There are many obstacles that can come between you and success in the brewing industry. Competition, quality control, marketing, distribution and municipal / provincial / federal laws may all have an effect on whether your business grows. Therefore, you should develop a risk management plan which includes risk analysis.

What is Risk?

Risk can be defined as anything that may adversely affect a business’ ability to achieve its goals and objectives. The key to understanding risk management  is to simplify the process. 

How to Perform Risk Analysis Step 1

The first step is to identify all potential issues as they relate to your business. This list needs to be comprehensive and include every possible risk imaginable, including weather, financial, socio-economic and human resources concerns.

Step 2

The next step is to perform an analysis of each risk. In order to do this properly, you need to assess each risk for frequency (how often it will occur) and severity (how significant the damage could be). For example, an extremely cold stretch of weather could have a large impact on the sales of beer, causing your revenue to decline and ultimately impacting almost everything else you do.

Another risk could be your accounts receivables. If your A/R grows and is difficult to collect, it will affect your cash flow and could create operational challenges.

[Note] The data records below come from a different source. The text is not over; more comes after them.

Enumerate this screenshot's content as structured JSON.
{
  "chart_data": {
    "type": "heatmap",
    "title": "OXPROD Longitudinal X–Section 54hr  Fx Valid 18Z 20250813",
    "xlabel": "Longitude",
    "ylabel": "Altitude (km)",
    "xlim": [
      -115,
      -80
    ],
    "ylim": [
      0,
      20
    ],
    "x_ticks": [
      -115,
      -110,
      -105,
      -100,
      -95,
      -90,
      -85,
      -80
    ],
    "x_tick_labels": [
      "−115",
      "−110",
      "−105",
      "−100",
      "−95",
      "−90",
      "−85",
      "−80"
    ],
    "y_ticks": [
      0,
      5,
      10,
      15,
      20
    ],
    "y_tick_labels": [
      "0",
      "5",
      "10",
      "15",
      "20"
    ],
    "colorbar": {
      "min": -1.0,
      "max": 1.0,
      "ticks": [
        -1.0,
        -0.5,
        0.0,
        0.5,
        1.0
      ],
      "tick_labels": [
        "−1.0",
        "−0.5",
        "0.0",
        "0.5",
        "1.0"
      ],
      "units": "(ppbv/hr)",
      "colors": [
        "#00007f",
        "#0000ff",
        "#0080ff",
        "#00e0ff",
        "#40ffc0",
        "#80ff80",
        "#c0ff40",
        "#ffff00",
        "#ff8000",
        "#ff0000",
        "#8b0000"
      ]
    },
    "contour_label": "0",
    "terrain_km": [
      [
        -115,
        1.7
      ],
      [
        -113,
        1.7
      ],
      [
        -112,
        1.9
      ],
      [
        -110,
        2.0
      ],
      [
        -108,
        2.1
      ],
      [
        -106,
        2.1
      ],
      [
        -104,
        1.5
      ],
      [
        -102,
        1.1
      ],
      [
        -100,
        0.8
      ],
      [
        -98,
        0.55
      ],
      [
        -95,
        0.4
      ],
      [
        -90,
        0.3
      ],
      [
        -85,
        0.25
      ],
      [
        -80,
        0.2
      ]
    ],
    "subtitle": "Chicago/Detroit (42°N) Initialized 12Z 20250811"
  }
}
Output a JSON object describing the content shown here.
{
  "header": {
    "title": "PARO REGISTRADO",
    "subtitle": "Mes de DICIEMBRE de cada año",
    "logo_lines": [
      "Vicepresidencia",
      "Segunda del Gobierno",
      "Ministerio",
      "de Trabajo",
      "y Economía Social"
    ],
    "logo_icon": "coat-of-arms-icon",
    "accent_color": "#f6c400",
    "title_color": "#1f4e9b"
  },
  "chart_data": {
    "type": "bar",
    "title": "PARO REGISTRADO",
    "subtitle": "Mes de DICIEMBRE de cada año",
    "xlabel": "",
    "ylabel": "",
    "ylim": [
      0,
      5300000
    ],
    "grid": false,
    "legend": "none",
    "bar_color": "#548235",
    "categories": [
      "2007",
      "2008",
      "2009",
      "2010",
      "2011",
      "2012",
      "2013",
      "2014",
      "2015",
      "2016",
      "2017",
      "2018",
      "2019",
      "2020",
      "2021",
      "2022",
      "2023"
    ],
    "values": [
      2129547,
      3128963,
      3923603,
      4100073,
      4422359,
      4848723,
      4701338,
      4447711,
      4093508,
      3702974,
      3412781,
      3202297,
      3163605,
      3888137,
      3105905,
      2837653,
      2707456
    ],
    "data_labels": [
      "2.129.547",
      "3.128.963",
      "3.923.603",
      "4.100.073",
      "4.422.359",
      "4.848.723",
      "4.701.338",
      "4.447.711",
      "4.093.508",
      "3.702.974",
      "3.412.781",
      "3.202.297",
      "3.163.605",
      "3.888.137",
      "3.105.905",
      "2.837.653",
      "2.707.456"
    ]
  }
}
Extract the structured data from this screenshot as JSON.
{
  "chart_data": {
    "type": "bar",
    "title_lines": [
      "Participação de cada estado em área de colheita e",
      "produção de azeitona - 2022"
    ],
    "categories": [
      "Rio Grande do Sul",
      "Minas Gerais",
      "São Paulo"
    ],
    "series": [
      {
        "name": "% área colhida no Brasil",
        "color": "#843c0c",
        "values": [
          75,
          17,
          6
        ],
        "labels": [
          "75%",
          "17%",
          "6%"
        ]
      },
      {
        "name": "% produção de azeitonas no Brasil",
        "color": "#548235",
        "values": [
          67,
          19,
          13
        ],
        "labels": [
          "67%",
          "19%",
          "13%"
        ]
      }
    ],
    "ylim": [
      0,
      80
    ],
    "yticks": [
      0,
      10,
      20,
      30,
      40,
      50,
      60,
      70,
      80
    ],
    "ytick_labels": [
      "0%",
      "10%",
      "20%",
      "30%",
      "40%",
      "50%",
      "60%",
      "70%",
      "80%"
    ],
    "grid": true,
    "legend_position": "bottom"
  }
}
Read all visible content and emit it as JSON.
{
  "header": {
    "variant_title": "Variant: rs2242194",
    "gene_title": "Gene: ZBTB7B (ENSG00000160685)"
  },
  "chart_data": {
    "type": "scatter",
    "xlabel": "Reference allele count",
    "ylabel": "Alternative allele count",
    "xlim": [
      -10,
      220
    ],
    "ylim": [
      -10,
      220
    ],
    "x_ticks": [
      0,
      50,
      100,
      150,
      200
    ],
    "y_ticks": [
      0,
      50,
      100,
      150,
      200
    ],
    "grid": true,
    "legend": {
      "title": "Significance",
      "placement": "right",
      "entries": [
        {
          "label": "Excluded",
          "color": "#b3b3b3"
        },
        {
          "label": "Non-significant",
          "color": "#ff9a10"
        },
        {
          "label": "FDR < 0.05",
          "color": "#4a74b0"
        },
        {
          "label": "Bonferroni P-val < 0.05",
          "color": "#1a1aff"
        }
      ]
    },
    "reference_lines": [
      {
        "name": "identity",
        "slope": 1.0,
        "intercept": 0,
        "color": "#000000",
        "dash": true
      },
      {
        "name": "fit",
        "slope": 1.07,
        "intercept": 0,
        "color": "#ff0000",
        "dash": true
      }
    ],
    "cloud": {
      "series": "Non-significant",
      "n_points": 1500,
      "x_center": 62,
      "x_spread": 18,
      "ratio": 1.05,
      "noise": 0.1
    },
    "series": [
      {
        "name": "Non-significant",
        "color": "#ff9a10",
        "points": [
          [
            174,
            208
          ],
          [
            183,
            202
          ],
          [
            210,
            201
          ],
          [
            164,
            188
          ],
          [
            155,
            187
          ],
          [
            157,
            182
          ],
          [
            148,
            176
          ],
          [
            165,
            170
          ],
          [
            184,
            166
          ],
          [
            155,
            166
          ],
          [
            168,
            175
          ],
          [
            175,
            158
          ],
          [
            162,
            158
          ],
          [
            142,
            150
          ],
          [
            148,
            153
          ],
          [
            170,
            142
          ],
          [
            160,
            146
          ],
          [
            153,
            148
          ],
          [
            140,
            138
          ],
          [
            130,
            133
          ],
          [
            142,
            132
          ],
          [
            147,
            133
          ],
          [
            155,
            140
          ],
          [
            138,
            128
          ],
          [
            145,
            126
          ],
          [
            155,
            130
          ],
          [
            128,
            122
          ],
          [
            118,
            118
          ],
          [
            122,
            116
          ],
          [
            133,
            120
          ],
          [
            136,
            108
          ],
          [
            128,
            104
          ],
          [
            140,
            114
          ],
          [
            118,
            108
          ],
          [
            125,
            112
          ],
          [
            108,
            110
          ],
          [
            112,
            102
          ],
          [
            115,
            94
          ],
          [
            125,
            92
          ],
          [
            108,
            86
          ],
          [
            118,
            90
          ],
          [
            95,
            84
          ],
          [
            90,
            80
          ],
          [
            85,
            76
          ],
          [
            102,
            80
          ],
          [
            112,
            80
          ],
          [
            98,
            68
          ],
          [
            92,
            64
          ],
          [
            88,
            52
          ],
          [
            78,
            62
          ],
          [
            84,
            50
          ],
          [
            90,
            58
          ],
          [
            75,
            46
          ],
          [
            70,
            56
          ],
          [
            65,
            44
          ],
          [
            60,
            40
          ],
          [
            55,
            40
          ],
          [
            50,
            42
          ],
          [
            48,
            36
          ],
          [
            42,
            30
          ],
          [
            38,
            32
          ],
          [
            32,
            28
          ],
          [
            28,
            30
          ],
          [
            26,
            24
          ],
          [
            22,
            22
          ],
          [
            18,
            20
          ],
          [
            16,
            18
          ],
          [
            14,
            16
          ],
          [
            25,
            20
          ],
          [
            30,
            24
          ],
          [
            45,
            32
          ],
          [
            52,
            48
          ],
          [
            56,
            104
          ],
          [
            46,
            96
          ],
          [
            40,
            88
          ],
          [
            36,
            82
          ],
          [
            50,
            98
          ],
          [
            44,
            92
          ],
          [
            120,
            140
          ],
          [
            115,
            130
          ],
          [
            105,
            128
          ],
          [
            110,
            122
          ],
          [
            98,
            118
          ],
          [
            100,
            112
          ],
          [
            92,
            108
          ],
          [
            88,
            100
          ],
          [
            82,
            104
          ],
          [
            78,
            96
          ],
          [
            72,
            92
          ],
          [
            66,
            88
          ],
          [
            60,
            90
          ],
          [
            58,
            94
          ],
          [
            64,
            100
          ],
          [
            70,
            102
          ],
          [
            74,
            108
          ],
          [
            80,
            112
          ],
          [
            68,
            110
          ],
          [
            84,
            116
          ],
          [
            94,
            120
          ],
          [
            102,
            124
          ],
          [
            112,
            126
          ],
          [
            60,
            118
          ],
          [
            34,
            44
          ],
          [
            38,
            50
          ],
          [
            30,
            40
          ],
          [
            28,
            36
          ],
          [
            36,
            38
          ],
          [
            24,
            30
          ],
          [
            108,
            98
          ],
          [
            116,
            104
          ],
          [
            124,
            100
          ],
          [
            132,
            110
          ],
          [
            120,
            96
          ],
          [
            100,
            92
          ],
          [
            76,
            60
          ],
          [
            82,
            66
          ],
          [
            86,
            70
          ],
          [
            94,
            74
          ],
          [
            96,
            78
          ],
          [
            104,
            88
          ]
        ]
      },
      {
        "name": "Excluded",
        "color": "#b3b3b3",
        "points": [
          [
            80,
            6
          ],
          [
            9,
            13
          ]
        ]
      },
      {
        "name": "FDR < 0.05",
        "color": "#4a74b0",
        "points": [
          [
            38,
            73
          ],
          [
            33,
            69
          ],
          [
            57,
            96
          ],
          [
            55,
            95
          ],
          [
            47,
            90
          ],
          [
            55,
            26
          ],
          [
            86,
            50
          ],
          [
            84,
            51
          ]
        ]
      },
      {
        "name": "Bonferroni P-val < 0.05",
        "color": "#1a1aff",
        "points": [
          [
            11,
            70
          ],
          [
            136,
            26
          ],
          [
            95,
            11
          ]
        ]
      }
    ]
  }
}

What if another micro-brewery opens up just around the corner from you? This increase in competition could decrease your walk-in traffic, distribution targets and overall sales.

Benefits of Risk Analysis

Analyzing risk will allow you to create policies and procedures that will minimize the effects of these issues by:

  • avoiding the activity that could contribute to the loss
  • reducing the number of times this event occurs
  • reducing the impact of the event

Keep in mind that you cannot totally avoid risk, but you can manage it.